Entre más siento menos creo, entre más pienso más ganas tengo de arrojarme hacia una risa descontrolada pues lo que veo aquí adentro y allá afuera no es sino un juego perverso.

¿Quién prendió la luz?

Sobrepasando el tema de la religión y los mitos me siento a pensar como debieron haberlo hecho tantos Adanes sobre este caos ordenado para no sé qué propósitos. Si cada uno somos un pixel en un fractal que nadie ve podemos seguir ahí sin mayor cuestionamiento y ¿para qué? Si de pronto alguien mira el fractal y su luz nos despierta y descubrimos que somos cada uno tan sólo un pixel y entonces nos espantamos de nuestra desnudez, ¿para qué? Y si eones después vamos entendiendo que nuestra existencia unida dibuja el más bello fractal ¿qué? ¿Qué caso tiene?

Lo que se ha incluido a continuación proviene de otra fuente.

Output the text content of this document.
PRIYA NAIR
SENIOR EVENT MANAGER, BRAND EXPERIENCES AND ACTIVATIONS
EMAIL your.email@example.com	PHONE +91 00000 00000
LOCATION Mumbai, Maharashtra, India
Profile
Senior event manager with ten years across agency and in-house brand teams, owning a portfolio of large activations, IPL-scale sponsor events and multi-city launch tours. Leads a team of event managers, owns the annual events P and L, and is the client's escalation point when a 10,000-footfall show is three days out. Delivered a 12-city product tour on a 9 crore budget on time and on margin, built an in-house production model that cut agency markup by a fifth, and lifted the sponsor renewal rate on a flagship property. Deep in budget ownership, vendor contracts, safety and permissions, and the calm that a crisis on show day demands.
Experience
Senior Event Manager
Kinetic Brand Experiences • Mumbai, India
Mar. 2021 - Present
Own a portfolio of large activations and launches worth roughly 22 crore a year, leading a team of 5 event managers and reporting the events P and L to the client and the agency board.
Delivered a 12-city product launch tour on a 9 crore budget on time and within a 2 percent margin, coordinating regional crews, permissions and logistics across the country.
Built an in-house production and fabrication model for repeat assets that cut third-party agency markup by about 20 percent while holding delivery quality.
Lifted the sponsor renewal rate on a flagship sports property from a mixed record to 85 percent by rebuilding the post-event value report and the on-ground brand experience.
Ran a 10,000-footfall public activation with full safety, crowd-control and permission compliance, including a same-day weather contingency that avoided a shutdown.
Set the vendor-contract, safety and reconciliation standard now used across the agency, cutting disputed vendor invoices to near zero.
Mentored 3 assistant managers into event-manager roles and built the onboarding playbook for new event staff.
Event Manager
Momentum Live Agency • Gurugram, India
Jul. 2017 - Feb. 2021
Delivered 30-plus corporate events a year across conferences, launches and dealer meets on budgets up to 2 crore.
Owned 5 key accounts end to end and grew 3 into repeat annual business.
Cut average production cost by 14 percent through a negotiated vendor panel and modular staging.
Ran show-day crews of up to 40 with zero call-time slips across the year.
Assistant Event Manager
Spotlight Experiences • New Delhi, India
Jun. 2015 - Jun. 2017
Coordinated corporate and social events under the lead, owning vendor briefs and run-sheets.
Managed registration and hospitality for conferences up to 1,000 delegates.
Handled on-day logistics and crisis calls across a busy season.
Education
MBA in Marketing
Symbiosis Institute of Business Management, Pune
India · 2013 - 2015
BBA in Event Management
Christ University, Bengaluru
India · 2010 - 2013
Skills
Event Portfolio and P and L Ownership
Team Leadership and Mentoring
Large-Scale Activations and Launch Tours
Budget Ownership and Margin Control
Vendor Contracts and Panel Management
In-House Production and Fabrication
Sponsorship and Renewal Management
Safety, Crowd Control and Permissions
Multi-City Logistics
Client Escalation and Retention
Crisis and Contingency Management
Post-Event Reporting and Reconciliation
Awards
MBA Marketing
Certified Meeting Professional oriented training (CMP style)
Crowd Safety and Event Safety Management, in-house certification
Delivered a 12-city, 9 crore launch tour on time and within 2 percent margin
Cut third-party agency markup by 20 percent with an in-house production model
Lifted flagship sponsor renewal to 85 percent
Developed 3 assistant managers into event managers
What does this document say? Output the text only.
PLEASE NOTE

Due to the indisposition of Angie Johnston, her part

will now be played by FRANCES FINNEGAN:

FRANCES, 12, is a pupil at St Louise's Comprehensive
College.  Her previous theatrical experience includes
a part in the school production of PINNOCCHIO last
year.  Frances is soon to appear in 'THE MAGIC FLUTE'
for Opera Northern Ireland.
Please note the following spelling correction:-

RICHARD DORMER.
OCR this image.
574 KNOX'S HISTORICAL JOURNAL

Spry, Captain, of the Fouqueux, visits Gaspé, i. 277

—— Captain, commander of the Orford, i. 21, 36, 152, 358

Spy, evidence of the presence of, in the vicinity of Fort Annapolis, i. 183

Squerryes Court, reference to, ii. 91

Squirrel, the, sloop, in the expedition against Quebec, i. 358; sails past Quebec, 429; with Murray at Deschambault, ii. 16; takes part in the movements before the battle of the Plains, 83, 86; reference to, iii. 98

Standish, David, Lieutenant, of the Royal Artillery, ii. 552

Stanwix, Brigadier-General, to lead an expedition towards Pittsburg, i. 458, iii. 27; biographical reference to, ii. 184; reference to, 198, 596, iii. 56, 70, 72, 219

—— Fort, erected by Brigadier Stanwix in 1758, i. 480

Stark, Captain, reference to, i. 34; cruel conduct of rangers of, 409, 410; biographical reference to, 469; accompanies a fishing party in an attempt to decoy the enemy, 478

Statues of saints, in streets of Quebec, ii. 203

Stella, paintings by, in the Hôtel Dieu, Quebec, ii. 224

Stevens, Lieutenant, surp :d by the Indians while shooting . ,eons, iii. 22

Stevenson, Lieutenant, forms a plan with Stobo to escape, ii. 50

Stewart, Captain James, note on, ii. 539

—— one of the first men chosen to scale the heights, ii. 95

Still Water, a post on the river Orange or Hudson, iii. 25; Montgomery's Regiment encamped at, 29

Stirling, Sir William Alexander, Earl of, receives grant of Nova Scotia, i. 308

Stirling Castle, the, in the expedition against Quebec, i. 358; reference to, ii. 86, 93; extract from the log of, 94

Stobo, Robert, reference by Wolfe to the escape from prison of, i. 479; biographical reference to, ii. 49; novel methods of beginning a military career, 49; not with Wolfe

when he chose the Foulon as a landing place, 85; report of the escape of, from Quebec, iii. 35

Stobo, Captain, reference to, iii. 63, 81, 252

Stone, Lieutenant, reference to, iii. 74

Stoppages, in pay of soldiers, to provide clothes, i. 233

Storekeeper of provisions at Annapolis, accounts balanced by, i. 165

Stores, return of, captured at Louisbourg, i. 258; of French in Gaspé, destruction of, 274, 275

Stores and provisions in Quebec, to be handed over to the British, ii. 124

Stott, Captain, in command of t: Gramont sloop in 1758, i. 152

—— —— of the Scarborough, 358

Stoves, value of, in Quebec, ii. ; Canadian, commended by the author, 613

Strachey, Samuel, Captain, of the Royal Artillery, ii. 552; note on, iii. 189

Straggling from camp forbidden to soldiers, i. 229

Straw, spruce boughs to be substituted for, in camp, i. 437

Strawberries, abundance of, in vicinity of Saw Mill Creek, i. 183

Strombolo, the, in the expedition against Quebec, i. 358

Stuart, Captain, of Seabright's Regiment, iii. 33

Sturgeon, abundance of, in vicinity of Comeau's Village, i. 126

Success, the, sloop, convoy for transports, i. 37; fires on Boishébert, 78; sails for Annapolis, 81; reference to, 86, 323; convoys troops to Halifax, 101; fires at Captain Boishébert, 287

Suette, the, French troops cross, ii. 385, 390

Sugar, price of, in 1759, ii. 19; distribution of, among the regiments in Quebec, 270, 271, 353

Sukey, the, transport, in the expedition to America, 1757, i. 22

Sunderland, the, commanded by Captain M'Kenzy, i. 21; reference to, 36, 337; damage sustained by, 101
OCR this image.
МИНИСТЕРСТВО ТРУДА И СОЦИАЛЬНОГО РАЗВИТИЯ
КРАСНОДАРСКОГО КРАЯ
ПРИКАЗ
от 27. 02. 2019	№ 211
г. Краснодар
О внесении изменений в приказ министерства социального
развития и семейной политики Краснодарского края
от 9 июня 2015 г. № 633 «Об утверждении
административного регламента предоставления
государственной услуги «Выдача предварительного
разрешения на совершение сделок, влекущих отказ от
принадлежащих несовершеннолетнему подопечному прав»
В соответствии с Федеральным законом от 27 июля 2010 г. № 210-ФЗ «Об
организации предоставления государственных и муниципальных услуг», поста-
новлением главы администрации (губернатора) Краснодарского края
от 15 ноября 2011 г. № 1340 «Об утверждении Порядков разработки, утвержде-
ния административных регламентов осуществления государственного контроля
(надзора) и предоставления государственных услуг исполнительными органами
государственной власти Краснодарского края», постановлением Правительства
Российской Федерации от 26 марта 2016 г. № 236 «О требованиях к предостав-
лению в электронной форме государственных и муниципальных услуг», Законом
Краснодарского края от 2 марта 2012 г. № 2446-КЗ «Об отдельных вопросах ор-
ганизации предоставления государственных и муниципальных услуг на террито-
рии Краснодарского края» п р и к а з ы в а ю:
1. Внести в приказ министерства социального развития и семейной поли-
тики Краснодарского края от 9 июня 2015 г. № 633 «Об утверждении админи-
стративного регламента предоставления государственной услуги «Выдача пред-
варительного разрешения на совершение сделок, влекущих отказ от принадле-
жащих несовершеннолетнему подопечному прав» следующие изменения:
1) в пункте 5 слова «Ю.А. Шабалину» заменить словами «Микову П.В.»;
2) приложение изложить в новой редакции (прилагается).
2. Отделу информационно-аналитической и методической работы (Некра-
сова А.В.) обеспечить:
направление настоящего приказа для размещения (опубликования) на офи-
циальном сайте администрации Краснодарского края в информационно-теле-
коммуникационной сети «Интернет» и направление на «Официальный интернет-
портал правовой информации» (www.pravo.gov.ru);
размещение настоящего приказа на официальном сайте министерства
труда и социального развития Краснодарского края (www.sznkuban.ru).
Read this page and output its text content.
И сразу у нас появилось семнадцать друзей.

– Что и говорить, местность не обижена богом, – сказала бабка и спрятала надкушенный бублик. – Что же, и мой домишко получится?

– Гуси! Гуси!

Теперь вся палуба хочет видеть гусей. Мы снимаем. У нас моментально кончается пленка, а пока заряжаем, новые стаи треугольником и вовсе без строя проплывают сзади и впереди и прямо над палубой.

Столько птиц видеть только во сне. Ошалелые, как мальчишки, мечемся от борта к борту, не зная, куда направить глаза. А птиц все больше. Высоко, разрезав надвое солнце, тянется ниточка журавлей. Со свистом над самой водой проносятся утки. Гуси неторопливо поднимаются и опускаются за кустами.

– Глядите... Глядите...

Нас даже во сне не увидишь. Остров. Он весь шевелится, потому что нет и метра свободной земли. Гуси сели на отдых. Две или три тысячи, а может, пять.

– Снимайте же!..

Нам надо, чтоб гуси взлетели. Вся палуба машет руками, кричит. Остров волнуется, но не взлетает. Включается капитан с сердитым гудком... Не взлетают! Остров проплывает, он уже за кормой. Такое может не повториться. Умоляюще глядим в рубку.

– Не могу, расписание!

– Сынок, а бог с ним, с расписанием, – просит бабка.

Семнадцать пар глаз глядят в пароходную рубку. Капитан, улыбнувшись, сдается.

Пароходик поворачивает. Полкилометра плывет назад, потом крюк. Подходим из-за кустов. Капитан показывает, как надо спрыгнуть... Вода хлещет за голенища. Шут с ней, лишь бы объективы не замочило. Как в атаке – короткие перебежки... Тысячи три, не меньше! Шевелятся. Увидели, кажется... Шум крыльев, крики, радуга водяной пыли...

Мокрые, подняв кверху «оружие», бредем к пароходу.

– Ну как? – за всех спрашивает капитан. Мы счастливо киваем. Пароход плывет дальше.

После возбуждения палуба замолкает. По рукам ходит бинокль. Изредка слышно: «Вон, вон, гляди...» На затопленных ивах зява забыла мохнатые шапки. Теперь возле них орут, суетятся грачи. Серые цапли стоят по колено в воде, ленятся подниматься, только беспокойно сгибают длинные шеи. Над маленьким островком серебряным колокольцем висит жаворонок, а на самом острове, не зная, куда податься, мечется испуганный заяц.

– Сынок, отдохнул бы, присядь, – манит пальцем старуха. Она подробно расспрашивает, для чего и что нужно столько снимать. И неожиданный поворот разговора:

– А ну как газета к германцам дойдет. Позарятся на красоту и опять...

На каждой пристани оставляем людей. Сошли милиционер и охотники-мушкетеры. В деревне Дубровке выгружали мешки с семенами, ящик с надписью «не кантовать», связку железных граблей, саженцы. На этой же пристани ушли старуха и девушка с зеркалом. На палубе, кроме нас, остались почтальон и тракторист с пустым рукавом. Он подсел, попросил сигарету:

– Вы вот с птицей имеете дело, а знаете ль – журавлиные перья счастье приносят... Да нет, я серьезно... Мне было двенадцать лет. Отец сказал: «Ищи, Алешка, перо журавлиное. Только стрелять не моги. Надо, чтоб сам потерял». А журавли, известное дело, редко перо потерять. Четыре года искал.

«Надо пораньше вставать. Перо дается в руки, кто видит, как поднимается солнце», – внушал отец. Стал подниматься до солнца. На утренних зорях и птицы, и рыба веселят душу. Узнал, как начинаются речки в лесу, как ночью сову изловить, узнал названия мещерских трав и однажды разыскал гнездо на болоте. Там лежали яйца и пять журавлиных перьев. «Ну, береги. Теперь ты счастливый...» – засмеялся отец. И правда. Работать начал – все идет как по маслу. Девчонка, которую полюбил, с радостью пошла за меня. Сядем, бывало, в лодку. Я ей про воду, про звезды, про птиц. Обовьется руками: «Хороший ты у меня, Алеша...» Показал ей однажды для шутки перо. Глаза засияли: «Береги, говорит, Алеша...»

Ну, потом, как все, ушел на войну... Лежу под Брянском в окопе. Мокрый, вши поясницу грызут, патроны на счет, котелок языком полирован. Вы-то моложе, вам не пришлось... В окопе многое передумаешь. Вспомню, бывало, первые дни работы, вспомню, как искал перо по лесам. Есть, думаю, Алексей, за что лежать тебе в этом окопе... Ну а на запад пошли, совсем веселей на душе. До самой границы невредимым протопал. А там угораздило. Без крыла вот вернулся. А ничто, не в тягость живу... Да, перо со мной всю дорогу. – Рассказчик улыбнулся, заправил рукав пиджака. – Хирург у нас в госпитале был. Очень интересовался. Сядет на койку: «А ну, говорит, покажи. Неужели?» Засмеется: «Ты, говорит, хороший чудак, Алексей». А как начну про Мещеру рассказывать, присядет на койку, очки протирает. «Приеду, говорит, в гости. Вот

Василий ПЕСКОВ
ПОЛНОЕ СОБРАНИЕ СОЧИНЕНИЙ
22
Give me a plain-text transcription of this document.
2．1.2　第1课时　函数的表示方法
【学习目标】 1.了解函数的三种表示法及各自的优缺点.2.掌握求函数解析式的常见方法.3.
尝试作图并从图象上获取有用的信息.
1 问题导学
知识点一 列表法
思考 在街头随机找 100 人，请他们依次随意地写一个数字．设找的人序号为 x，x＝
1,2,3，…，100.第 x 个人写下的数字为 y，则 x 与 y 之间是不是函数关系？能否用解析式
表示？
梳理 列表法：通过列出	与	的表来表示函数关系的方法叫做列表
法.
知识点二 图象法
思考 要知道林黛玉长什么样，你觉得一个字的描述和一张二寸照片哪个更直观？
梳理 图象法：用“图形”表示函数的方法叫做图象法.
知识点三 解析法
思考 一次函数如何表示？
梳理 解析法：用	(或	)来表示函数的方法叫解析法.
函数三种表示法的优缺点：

Dudar o tener fe. ¿Para qué?

Quisiera mas bien pensar como Lilith y dejar ahí la mesa puesta y reírme de dIOs.

La humanidad está perdida. Me espanto. Lo niego. Pienso en posibilidades, en soluciones. No encuentro ninguna, se apaga Dios. Entonces un algo que no puedo describir, que se oculta en mi oscuridad, levanta la mano y me hace desear no dejarme llevar por la idea perdida; me dice que, como un bit, puedo cambiar la información. Y Dios se enciende.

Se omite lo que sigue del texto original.